Criticism from Political Opponents
Political rivals have condemned the proposals as unrealistic. Shadow Defence Secretary James Cartlidge described the policy as suited to a ‘fantasy world’ that would leave Britain vulnerable. ‘Deterrence keeps the peace and strength prevents conflict,’ he stated. He also called the stance on sympathizing with terrorist aims ‘dangerously naïve,’ arguing it blurs moral lines and undermines social cohesion.
Reform UK MP Danny Kruger warned that the plans would render the UK ‘weaker and more exposed’ amid global instability. He highlighted concerns over the party’s attitude toward Hamas and Al-Qaeda, noting that any ambiguity risks public safety and national security.

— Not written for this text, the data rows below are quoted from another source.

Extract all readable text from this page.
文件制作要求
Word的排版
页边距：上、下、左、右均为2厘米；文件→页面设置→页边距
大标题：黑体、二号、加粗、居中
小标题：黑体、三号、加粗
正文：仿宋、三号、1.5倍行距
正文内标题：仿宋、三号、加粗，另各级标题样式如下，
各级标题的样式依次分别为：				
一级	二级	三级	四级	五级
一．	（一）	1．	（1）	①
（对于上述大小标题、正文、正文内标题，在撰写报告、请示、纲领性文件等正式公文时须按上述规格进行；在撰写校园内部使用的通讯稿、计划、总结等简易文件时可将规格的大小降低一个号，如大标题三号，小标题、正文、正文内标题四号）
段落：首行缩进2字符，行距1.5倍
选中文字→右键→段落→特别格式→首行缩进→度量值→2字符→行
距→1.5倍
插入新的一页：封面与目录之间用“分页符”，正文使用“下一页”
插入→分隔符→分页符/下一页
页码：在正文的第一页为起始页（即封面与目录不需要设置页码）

Prime Minister Sir Keir Starmer criticized the Greens in Parliament as ‘weak on NATO and soft on Putin.’ A Labour source echoed this, labeling the approach ‘reckless and dangerously naïve,’ particularly with Ukraine facing its fourth year of Russia’s invasion.
The Conservatives, Reform UK, and Labour collectively branded the policies ‘fantasy,’ ‘reckless,’ and ‘dangerously naïve.’
Broader Context
These defense proposals differ from the party’s costed 2024 manifesto but represent long-standing aims, according to party sources. The Green Party has declined further comment, referring instead to its manifesto.